The heart of the town is the Cathedral Square, where the three most important medieval buildings in the town face each other across its stone flags: the Cathedral of the Collegiata, the old Palace of the Podesta and the Palace of the Commune (or New Palace of the Podesta). The elder of the two latter buildings faces the Cathedral from the opposite side of the square. It used to be the residence of the Podesta and his family and it was the seat of the Council. It is one of the oldest structures in town, surmounted by its 13th century tower known as the "Rognosa" (Scurvy), which is 51 meters high. The Statutes of 1255 established that no other tower should be higher than the tower of the palace of the Podesta, the only exception being the "Torre Grossa" (Great Tower) of the Palace of the Commune which is 53 metres high. On the ground floor of the Palace of the Podesta, there is a kind of great porch covered by a spacious vaulted ceiling and surrounded by stone wall benches. On the end wall there are dilapidated traces of a fresco painted by Sodoma in 1513, showing the "Madonna and Child between Saints Nicholas and Gimignano". Inside, the palace was restructured in 1534 with a view to building a theatre within the palace, that was to be totally retransformed in 1794 by Francesco Marinelli and is today completely abandoned. The battlements at the top of the facade are also a recent addition.
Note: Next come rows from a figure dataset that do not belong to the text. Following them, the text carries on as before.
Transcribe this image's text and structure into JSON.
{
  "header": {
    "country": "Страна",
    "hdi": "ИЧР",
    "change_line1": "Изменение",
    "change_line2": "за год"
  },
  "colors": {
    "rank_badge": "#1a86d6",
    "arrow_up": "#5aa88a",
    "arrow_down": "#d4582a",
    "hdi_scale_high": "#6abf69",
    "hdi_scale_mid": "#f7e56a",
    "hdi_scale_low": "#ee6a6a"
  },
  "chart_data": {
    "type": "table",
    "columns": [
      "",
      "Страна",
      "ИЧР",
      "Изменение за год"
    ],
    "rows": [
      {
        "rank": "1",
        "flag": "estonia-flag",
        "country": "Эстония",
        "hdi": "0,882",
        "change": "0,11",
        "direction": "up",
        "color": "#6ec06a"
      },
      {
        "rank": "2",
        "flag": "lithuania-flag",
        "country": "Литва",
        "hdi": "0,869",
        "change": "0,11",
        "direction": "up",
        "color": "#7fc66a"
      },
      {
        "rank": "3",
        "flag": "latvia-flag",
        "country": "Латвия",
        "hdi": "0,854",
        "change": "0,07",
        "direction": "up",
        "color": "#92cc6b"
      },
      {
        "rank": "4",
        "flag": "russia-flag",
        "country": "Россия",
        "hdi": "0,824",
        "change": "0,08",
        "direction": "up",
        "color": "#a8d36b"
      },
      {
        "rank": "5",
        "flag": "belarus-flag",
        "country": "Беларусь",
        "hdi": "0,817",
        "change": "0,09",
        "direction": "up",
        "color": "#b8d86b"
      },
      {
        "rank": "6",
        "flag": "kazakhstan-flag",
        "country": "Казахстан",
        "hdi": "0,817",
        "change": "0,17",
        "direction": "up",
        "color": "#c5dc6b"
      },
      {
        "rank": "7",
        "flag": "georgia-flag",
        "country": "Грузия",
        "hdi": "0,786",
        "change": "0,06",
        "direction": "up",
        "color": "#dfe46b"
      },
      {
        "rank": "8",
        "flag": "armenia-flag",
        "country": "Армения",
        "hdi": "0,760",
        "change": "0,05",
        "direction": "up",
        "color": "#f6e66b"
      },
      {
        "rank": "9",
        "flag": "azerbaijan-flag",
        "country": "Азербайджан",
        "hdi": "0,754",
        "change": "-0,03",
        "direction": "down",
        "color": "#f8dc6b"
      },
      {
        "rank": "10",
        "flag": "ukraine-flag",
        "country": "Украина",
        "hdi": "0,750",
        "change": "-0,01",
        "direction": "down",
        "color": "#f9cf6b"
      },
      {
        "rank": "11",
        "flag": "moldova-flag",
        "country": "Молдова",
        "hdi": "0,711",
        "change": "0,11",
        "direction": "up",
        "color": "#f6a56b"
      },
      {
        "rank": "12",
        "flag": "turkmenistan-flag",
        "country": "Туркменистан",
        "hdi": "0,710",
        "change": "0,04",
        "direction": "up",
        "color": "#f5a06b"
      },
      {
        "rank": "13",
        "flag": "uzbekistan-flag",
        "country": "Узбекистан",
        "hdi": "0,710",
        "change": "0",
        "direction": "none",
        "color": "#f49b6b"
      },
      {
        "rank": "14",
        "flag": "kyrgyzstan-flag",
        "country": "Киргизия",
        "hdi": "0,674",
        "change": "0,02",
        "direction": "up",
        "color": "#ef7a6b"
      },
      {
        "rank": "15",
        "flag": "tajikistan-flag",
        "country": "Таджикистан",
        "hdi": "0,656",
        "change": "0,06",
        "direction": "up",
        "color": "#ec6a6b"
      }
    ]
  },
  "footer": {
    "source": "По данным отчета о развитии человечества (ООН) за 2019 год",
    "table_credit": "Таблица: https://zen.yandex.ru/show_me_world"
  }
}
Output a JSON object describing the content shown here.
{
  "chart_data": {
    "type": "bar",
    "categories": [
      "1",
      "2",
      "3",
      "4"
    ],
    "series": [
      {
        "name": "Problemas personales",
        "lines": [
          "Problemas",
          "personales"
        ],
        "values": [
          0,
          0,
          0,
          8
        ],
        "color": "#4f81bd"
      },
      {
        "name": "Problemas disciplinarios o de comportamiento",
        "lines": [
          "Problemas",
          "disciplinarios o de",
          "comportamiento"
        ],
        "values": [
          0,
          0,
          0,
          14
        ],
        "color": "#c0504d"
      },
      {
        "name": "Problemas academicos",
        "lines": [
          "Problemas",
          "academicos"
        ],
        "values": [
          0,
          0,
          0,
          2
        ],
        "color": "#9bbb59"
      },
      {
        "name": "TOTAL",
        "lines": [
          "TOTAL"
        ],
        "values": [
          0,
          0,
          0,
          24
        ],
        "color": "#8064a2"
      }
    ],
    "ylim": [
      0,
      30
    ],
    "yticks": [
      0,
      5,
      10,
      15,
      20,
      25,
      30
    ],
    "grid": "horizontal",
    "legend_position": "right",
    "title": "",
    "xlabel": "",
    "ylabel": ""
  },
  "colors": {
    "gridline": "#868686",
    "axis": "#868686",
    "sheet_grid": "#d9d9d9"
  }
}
Palazzo Paltoni-Salvucci, with its twin towers is to the left of the Cathedral steps, if one is facing downhill. On the other side of the street, one can find the elegant Palazzo Useppi-Chigi, with its late 13th century tower.




Municipal Palace

In the Cathedral square we find the Palace of the Commune. It was started towards the end of the 13th century and enlarged around the middle of the following century. According to a fairly founded tradition, the architect responsible for its design is supposed to have been Arnolfo di Cambio, the great Florentine master. The so-called Haranguing Podium ("Arringo") sticks out from the fagade on the right beneath the great tower and is led up to by two flights of steps from the sides. To the right of the palace is the so-called Torre Grossa (Great Tower), entirely built in travertine and 54 metres high; it was completed in 1311. Left of the building, is the great double-arched loggia that was completed in 1347 and restored to its original appearance in 1934 after it had been walled-up in the 16th century.




Museum of Religious Art

This is where a large number of stone or marble items are displayed, which used either to be in the Collegiata or in other religious buildings in the San Gimignano area. See for instance: the badges, tomb-stones, column-bearing lions, water-stoups, reliefs and even a chair used by the wet-nurses during the baptisms. A number of 14th and 15th century objects complete the collection. There is also a fine painted wooden Crucifix above the chapel altar, which is either late 14th or early 15th century. In the Archaeological Museum a large number of archaeological finds from the area around San Gimignano have been placed in a large chamber and are to be better displayed in future. Most of the objects come from the Etruscan tombs of the district {plates, bowls, vases, lamps, axes, spears, mirrors, golden rings, stone sarcophagi, etc.)